在前往黑主学园后门的路上,一条巴麻美对我介绍了一下自己现实世界的名字一条拓麻,不过由于我对现实的他根本谈不上兴趣,又可以说,我认识的人是一条巴麻美并非一条拓麻,因此我完全无视他的一句阿一叫我拓麻就好了,若无其事地称呼他为麻美。一条巴麻美有些纳闷的看着我,不过因为他也称呼我为阿一而非假名阿翼,所以也没有再说什么了。

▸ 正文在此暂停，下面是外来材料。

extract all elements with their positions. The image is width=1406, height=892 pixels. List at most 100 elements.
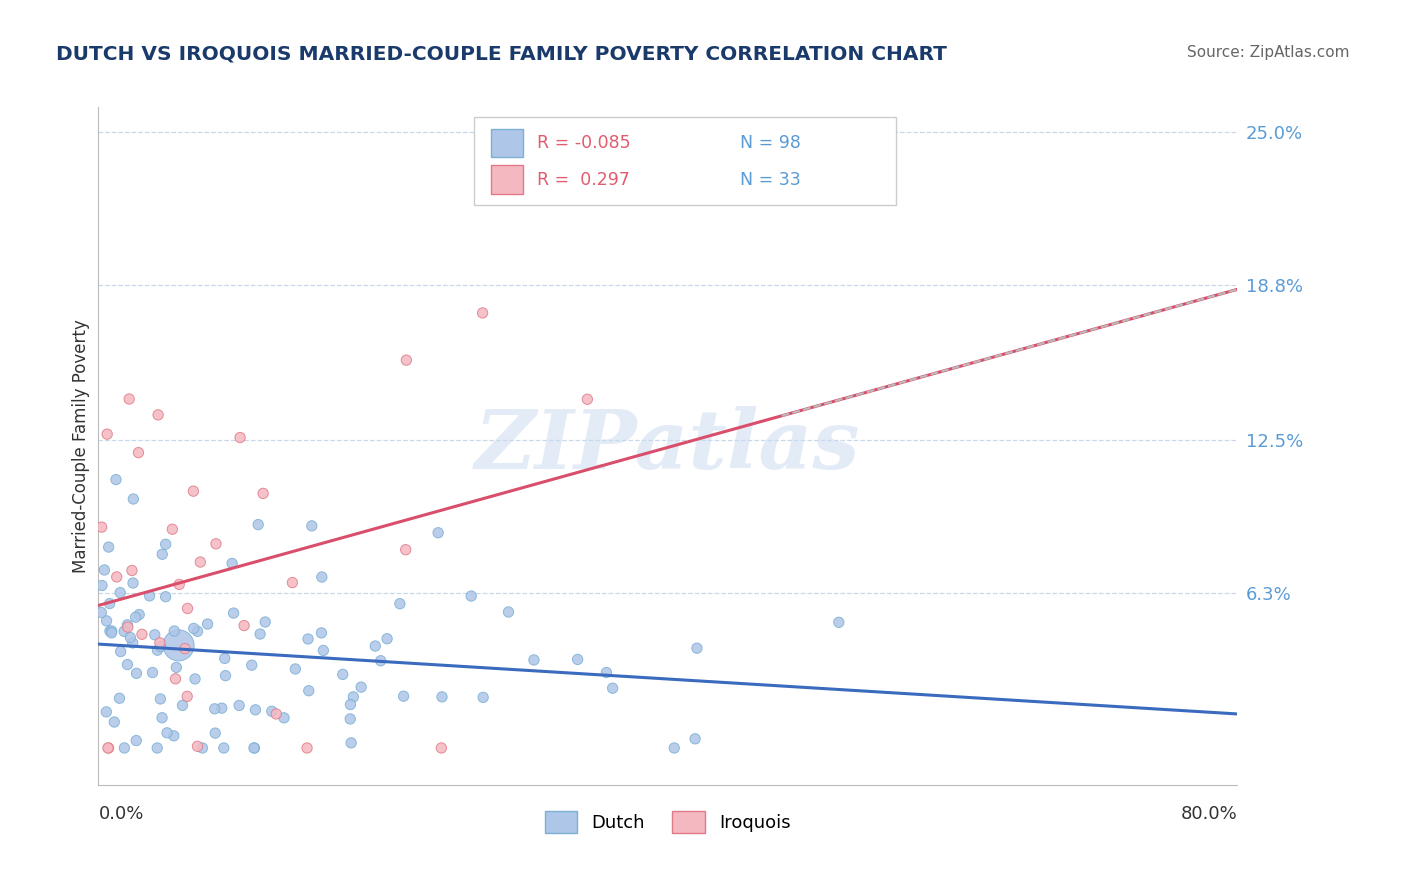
FancyBboxPatch shape	[491, 128, 523, 157]
Dutch	[472, 690, 495, 705]
Dutch	[222, 606, 245, 620]
Dutch	[298, 683, 321, 698]
Dutch	[683, 731, 706, 746]
Dutch	[150, 711, 173, 725]
Dutch	[128, 607, 150, 622]
Dutch	[98, 624, 121, 638]
Dutch	[112, 741, 135, 756]
Dutch	[214, 668, 236, 682]
Dutch	[155, 590, 177, 604]
Iroquois	[264, 706, 287, 721]
Dutch	[342, 690, 364, 704]
Iroquois	[118, 392, 141, 406]
Dutch	[339, 698, 361, 712]
Dutch	[98, 597, 121, 611]
Dutch	[149, 640, 172, 654]
Dutch	[143, 628, 166, 642]
Dutch	[311, 570, 333, 584]
Iroquois	[176, 690, 198, 704]
Dutch	[364, 639, 387, 653]
Iroquois	[121, 564, 143, 578]
Dutch	[284, 662, 307, 676]
Dutch	[523, 653, 546, 667]
Text: Source: ZipAtlas.com: Source: ZipAtlas.com	[1187, 45, 1350, 60]
Dutch	[254, 615, 277, 629]
Dutch	[146, 741, 169, 756]
Iroquois	[162, 522, 184, 536]
Dutch	[228, 698, 250, 713]
Iroquois	[105, 570, 128, 584]
Dutch	[191, 741, 214, 756]
Dutch	[156, 726, 179, 740]
FancyBboxPatch shape	[474, 117, 896, 205]
Iroquois	[471, 306, 494, 320]
Dutch	[332, 667, 354, 681]
Dutch	[96, 705, 118, 719]
Dutch	[146, 643, 169, 657]
Dutch	[112, 624, 135, 639]
Dutch	[96, 614, 118, 628]
Iroquois	[97, 741, 120, 756]
Dutch	[430, 690, 453, 704]
Dutch	[108, 585, 131, 599]
Dutch	[204, 726, 226, 740]
Dutch	[427, 525, 450, 540]
Dutch	[686, 641, 709, 656]
Dutch	[339, 712, 361, 726]
FancyBboxPatch shape	[491, 165, 523, 194]
Dutch	[122, 576, 145, 591]
Dutch	[297, 632, 319, 646]
Dutch	[260, 704, 283, 718]
Dutch	[212, 741, 235, 756]
Iroquois	[176, 601, 198, 615]
Iroquois	[131, 627, 153, 641]
Iroquois	[295, 741, 318, 756]
Dutch	[103, 714, 125, 729]
Dutch	[249, 627, 271, 641]
Iroquois	[183, 484, 205, 499]
Dutch	[245, 703, 267, 717]
Dutch	[91, 578, 114, 592]
Text: DUTCH VS IROQUOIS MARRIED-COUPLE FAMILY POVERTY CORRELATION CHART: DUTCH VS IROQUOIS MARRIED-COUPLE FAMILY …	[56, 45, 948, 63]
Iroquois	[205, 537, 228, 551]
Dutch	[340, 736, 363, 750]
Dutch	[125, 666, 148, 681]
Dutch	[567, 652, 589, 666]
Dutch	[197, 617, 219, 632]
Iroquois	[186, 739, 208, 754]
Dutch	[167, 638, 190, 652]
Dutch	[312, 643, 335, 657]
Dutch	[243, 741, 266, 756]
Text: ZIPatlas: ZIPatlas	[475, 406, 860, 486]
Dutch	[172, 698, 194, 713]
Dutch	[93, 563, 115, 577]
Iroquois	[146, 408, 169, 422]
Dutch	[301, 519, 323, 533]
Iroquois	[281, 575, 304, 590]
Iroquois	[173, 641, 195, 656]
Dutch	[460, 589, 482, 603]
Dutch	[388, 597, 411, 611]
Dutch	[104, 473, 127, 487]
Dutch	[204, 702, 226, 716]
Dutch	[370, 654, 392, 668]
Dutch	[155, 537, 177, 551]
Text: N = 98: N = 98	[740, 134, 800, 152]
Dutch	[602, 681, 624, 695]
Dutch	[498, 605, 520, 619]
Dutch	[125, 610, 148, 624]
Iroquois	[430, 741, 453, 756]
Iroquois	[97, 741, 120, 756]
Dutch	[125, 733, 148, 747]
Y-axis label: Married-Couple Family Poverty: Married-Couple Family Poverty	[72, 319, 90, 573]
Text: R =  0.297: R = 0.297	[537, 170, 630, 188]
Dutch	[183, 622, 205, 636]
Dutch	[165, 660, 187, 674]
Dutch	[90, 606, 112, 620]
Dutch	[243, 741, 266, 756]
Dutch	[108, 691, 131, 706]
Iroquois	[395, 542, 418, 557]
Dutch	[122, 491, 145, 506]
Dutch	[595, 665, 617, 680]
Dutch	[100, 625, 122, 640]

这个做法的主要理由是为了避免大小姐误会我和他关系亲密到能直称名字之类的。说实在,我相当害怕她某日对一条巴麻美伸出魔爪然后牵扯到我,所以率先和一条巴麻美拉开距离。
美男这种生物对于我来说是灾难的源头。我始终这样认为。
快要到达后门时,我不小心被树木刮伤了脸。被大小姐揍习惯了的我没有觉得疼痛,单单是血流出来很麻烦。用手背擦了一下后,由于没有地方清洁,我干脆放进嘴里舔了舔。
铁的味道。
“阿一要注意不要在我面前流血噢。”
面前的金发少年眼睛眯成了一条线缓慢靠近我,完全看不出任何情感地继续微笑。从口袋中拿出兔子图案的创口贴后,他轻轻地放在了我的伤口上。指尖划过伤口的时刻有些凉意,但是太过用力的关系,有几滴血沾上了他洁白到不像人的皮肤上。随即,他把那只染上鲜红的手指搁置在唇边,带着不可置信的一些虔诚表情垂头饮下鲜血。
“你的血很美味啊。”他淡淡说,眼睛仍然阖着。
“麻美你吸血鬼看多了。”连台词都那么像吸血鬼。
“有可能吧。”他苦笑。
“绝对的。”正经这么一说,我停顿了一下,手不由抚摸过创口贴,“你有保父属性。”
竟然随时都携带创口贴。
“因为有一个孩子特别喜欢弄伤我啊。”无奈的表情。
“男的?”
“阿一怀疑我的性向太失礼了,我这是亲切的表现!”
“嗯,对男人亲切。”
“阿一”一条巴麻美刚想要再说什么,一阵浓重的杀气突然从背后传来。
“一条学长你打算去哪里?”银发的少年手拿一把枪,直直地面向金发少年,脸上同他的声音毫无音调。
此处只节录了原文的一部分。